Federal Transformation Grant Comes Weeks After RIDE Wins $9 Million Grant for Mental Health Services

PROVIDENCE, R.I. - Fresh off the heels of winning a $9 million federal grant to improve mental health services, the Rhode Island Department of Education (RIDE) today announced an additional $2.5 million federal School Climate Transformation Grant. This funding, for approximately $500,000 annually over five years, will enable RIDE to support schools and districts in expanding and connecting programs that address the social, emotional, and behavioral needs of students.

“If we want all students to succeed, we cannot focus on academics alone. We need to care for the whole child and that means providing wraparound supports, from nutrition and health care, to mental and behavioral health services,” said Governor Gina M. Raimondo. “I reconvened the Children’s Cabinet because I need all agencies that serve kids and families to be working together and coordinating efforts. This grant fits in perfectly with that work, bringing partners together for a more coordinated approach to school climate.”

RIDE will work with the Center for Leadership and Educational Equity (CLEE) and the Northern Rhode Island Collaborative to support youth with or at risk for developing behavioral health challenges, including those with substance use disorders, and those involved in the child welfare or juvenile justice systems.
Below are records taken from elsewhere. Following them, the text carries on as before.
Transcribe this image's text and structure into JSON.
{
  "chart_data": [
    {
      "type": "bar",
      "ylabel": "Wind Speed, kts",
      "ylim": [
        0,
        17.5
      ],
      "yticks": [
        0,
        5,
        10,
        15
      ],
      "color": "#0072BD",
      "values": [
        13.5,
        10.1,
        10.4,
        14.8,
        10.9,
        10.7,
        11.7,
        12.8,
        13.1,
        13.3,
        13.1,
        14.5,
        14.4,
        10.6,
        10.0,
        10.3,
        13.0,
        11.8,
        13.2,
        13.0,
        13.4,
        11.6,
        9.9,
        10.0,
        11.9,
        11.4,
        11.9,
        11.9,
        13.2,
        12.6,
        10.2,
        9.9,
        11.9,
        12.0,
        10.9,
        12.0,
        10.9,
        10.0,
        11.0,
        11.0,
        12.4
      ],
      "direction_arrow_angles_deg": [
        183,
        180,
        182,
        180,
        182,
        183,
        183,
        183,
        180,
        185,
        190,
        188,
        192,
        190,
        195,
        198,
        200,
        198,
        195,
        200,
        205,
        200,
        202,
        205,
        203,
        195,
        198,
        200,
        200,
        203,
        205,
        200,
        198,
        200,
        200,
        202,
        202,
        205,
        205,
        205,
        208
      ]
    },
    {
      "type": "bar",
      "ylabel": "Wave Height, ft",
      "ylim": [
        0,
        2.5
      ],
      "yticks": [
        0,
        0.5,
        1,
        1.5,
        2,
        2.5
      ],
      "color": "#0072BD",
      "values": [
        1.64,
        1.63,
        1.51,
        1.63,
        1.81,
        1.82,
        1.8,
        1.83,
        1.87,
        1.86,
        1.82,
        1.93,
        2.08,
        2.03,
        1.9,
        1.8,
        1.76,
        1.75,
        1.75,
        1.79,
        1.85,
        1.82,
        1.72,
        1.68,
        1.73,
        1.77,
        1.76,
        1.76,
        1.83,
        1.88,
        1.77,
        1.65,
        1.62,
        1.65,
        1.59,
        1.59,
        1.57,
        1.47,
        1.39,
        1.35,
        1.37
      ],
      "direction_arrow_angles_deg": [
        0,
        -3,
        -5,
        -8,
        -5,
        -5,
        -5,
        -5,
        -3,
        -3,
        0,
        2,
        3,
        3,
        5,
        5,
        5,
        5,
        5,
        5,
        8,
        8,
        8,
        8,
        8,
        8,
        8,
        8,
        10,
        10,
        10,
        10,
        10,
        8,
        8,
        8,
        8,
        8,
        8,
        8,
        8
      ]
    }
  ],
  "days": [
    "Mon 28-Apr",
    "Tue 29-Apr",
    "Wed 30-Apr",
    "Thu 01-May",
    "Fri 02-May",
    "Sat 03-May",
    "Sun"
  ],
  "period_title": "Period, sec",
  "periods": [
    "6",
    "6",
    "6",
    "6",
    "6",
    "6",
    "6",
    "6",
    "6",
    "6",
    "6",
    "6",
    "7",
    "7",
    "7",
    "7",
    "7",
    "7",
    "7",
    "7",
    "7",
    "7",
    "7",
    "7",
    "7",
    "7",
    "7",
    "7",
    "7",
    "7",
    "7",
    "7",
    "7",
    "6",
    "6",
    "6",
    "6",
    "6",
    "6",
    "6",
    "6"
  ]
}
By taking a holistic approach to behavioral, social, and emotional supports, schools can more effectively address equity and achievement gaps, ensuring coordination in educating and caring for the whole child.

“In order to educate our kids, we need to support our kids, not just academically, but socially and emotionally, as well,” said Ken Wagner, Commissioner of Elementary and Secondary Education. “When a school has a positive culture where students feel safe, included, and valued, they are more likely to perform at their best. School climate has a definite impact on student outcomes, and this funding will help us to foster the kinds of engaging school communities that can make all the difference in the life of a child.”

In fall of 2017, the Council on Elementary and Secondary Education endorsed Social and Emotional Learning Standards in Rhode Island. The state has also already made substantial investments in programs like Positive Behavior Intervention and Support (PBIS), Multi-Tiered Systems of Support (MTSS), and Response to Intervention (RTI), which are behavior management and intervention models designed to tackle both the academic and behavioral challenges of students.

Through this funding, participating schools will conduct needs assessments and develop plans that are tailored to their student population. Grant partners will then provide professional learning, training, and technical assistance to educators so they can expand and connect all intervention efforts.